The Logical Extreme of the 'American System'
Some time back I penned an article for these pages on the Occupy Wall Street movement which found a fair bit of popular appeal with conservatives. The reason for the convivial attitude among many of our readers was that it criticized the protesters’ lack of focus and their poor target selection for their complaints. Unfortunately, some observers took this as a de facto endorsement of Herman Cain’s oft cited admonition to the hippies in the streets in which he suggested they take their protest to the White House. This is also an incorrect course of action.
It is true, at least to a limited extent, that problems involving perceived abusive -- yet legal -- behavior by financial institutions can be connected to questions of regulatory policy in Washington. But even if there were some magical panacea to be found, one would certainly need to be protesting Congress every bit as much as the president. Yet such thinking leads us to falsely conclude that we could cure these perceived ills though the simple act of replacing one person in the federal government -- or 535 of them for that matter.
The point I had tried -- and failed -- to make in the original essay was that the litany of complaints brought forth by the self-identified 99% are not being caused by some enigmatic Star Chamber of Wall Street barons, nor even by the obvious and rampant incompetence of our elected representatives. The conditions they are observing and railing against are the larger, long-term results of a system which is operating precisely the way it was designed, but taken to its illogical extreme, helpfully aided by the fundamental ambitions and nature of mankind.
I was reminded of this when I read an article by Doug Mataconis detailing the sins of Jon Corzine and the recent collapse of the MF Global investment firm. It serves as a perfect, microcosmic example of precisely what I’m driving at. He writes:
If nothing else, a story like this demonstrates one area where there’s possible unity between the Occupy Wall Street crowd and their critics. The kind of incestuous relationship between business and government that Corzine’s lobbying, indeed his entire career, represents is something the left and right ought to be able to agree is bad for the country, and for the economy. Corzine also stands as proof that crony capitalism is not solely a Republican phenomenon (although one would have thought that the case of Chris Dodd would have established that definitively), it’s a universal problem related to businessmen who see the ever expanding government as a tool to advance their business interests, and politicians willing to sell themselves.
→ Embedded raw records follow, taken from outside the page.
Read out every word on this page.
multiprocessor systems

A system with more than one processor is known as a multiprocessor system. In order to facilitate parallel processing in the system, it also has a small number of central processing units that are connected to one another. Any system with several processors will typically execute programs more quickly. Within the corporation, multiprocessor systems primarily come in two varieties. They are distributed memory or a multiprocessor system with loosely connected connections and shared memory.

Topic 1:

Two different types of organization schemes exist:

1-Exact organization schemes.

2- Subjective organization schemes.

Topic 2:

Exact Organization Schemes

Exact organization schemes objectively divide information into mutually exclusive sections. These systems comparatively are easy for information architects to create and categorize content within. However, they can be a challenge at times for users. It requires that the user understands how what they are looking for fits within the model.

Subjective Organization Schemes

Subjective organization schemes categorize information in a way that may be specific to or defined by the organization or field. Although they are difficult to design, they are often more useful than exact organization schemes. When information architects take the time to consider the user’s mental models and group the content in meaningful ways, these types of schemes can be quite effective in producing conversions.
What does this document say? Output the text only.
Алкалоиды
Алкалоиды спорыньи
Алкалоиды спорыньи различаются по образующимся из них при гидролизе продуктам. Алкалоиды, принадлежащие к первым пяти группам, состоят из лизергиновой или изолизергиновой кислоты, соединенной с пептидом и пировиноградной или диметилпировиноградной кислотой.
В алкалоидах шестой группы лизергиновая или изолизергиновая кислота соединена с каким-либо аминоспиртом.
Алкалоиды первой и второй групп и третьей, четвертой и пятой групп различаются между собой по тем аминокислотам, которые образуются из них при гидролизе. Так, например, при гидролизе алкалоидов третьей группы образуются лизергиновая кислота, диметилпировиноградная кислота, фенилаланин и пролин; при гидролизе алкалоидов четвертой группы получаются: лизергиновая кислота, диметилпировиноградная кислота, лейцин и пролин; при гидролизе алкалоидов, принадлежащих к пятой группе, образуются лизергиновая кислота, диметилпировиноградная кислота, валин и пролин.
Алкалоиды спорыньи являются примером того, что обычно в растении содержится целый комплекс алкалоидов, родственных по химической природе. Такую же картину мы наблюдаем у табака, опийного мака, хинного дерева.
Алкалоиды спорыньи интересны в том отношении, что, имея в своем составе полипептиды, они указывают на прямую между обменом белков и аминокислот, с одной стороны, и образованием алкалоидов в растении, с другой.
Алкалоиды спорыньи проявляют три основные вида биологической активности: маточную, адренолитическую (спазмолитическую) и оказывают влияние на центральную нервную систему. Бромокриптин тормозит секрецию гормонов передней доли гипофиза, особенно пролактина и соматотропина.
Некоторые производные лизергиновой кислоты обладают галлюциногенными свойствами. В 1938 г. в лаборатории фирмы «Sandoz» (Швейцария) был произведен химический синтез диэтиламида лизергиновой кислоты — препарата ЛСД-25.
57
What Mataconis identifies is, yet again, not the genesis of the problem, but rather a very high profile symptom of it. Corzine is a man who shifted fluidly between the two pillars of our American system -- free market capitalism and a representative democratic republic -- eventually infecting the government side from the private sector.
To see an example of the opposite side of that coin, we need look no further than the recent breaking news suggesting that members of Congress -- including former Speaker Pelosi -- may have profited from insider trading opportunities in the stock market. You might well tell yourself that, if true, Ms. Pelosi is in deep trouble and may wind up spending some time at the Crowbar Motel, right? Well, that’s not going to be the ending to this particular fairy tale, because members of Congress are protected from prosecution for insider trading.
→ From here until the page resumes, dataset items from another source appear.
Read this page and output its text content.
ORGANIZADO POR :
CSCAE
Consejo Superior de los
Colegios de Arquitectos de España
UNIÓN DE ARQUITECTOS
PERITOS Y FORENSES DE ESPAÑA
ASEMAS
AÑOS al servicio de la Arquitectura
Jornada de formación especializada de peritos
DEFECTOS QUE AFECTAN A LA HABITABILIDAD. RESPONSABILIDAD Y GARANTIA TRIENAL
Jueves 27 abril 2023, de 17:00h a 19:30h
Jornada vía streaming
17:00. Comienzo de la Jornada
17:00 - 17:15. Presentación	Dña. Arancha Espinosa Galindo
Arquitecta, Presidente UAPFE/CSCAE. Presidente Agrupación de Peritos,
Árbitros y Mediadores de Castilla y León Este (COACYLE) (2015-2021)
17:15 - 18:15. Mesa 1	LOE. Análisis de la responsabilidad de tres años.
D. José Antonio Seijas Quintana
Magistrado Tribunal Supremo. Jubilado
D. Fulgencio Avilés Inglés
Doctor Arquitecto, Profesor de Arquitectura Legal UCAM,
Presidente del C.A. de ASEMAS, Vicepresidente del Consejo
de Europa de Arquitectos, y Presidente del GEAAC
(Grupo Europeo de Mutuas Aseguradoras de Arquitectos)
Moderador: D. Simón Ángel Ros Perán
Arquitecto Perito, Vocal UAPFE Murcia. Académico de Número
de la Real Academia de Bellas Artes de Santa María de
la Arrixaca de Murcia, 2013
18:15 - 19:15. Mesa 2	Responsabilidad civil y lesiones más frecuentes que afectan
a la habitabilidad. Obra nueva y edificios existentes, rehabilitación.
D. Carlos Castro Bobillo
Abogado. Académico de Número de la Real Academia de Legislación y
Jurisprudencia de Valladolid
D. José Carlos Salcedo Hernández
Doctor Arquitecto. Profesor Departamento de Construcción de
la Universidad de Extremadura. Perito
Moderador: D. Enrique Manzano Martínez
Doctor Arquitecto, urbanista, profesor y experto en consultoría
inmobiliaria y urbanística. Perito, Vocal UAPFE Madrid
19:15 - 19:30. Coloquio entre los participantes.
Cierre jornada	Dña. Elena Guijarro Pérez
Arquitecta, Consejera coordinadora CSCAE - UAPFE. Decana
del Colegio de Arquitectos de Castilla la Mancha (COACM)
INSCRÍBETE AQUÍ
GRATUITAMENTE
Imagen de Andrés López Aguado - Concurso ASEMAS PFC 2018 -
Are you beginning to see the larger picture?
The crisis we’re dealing with was actually identified back in the 1920s by H.L. Mencken in the fourth of his six-part series, Prejudices. In it, he identified the two sides of the great American experiment – our representative democratic republic and the free market capitalist system -- as “the conjoined twins.” Each is wonderful and praiseworthy in its own right, but they are locked together in a way which eventually becomes toxic to both.
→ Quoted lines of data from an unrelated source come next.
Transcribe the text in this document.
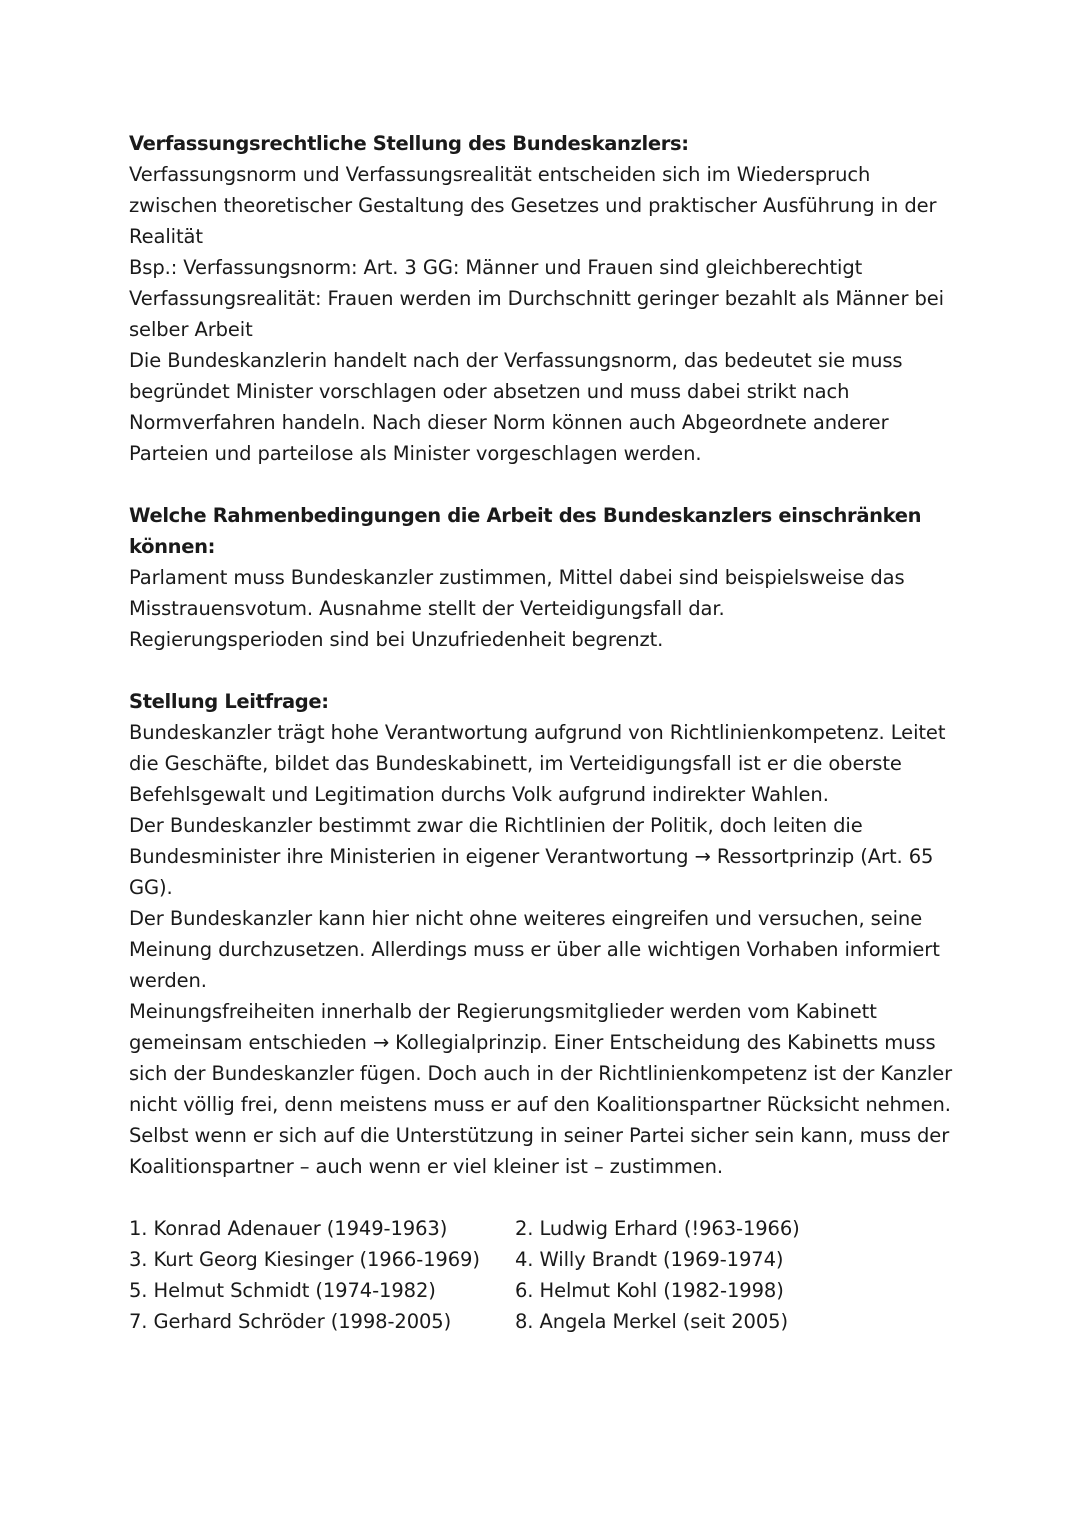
Verfassungsrechtliche Stellung des Bundeskanzlers:
Verfassungsnorm und Verfassungsrealität entscheiden sich im Wiederspruch zwischen theoretischer Gestaltung des Gesetzes und praktischer Ausführung in der Realität
Bsp.: Verfassungsnorm: Art. 3 GG: Männer und Frauen sind gleichberechtigt
Verfassungsrealität: Frauen werden im Durchschnitt geringer bezahlt als Männer bei selber Arbeit
Die Bundeskanzlerin handelt nach der Verfassungsnorm, das bedeutet sie muss begründet Minister vorschlagen oder absetzen und muss dabei strikt nach Normverfahren handeln. Nach dieser Norm können auch Abgeordnete anderer Parteien und parteilose als Minister vorgeschlagen werden.
Welche Rahmenbedingungen die Arbeit des Bundeskanzlers einschränken können:
Parlament muss Bundeskanzler zustimmen, Mittel dabei sind beispielsweise das Misstrauensvotum. Ausnahme stellt der Verteidigungsfall dar.
Regierungsperioden sind bei Unzufriedenheit begrenzt.
Stellung Leitfrage:
Bundeskanzler trägt hohe Verantwortung aufgrund von Richtlinienkompetenz. Leitet die Geschäfte, bildet das Bundeskabinett, im Verteidigungsfall ist er die oberste Befehlsgewalt und Legitimation durchs Volk aufgrund indirekter Wahlen.
Der Bundeskanzler bestimmt zwar die Richtlinien der Politik, doch leiten die Bundesminister ihre Ministerien in eigener Verantwortung → Ressortprinzip (Art. 65 GG).
Der Bundeskanzler kann hier nicht ohne weiteres eingreifen und versuchen, seine Meinung durchzusetzen. Allerdings muss er über alle wichtigen Vorhaben informiert werden.
Meinungsfreiheiten innerhalb der Regierungsmitglieder werden vom Kabinett gemeinsam entschieden → Kollegialprinzip. Einer Entscheidung des Kabinetts muss sich der Bundeskanzler fügen. Doch auch in der Richtlinienkompetenz ist der Kanzler nicht völlig frei, denn meistens muss er auf den Koalitionspartner Rücksicht nehmen. Selbst wenn er sich auf die Unterstützung in seiner Partei sicher sein kann, muss der Koalitionspartner – auch wenn er viel kleiner ist – zustimmen.
1. Konrad Adenauer (1949-1963)	2. Ludwig Erhard (!963-1966)
3. Kurt Georg Kiesinger (1966-1969)	4. Willy Brandt (1969-1974)
5. Helmut Schmidt (1974-1982)	6. Helmut Kohl (1982-1998)
7. Gerhard Schröder (1998-2005)	8. Angela Merkel (seit 2005)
We have, over the course of more than two centuries, fashioned for ourselves a society where, as I previously noted, the citizens are set loose to go forth and gather in all the wealth and power they are able to accumulate, and a few of them wind up being spectacularly successful at this. On the other side of the fence you have a representative form of government composed of elected officials who are ostensibly in a position to keep an eye on the store. But the aforementioned wealthy and powerful citizens not only take part in selecting those representatives -- and with a vastly enhanced proportional influence than the unwashed masses, to boot -- but they can actually become the government themselves for a time. (Case in point: Corzine.)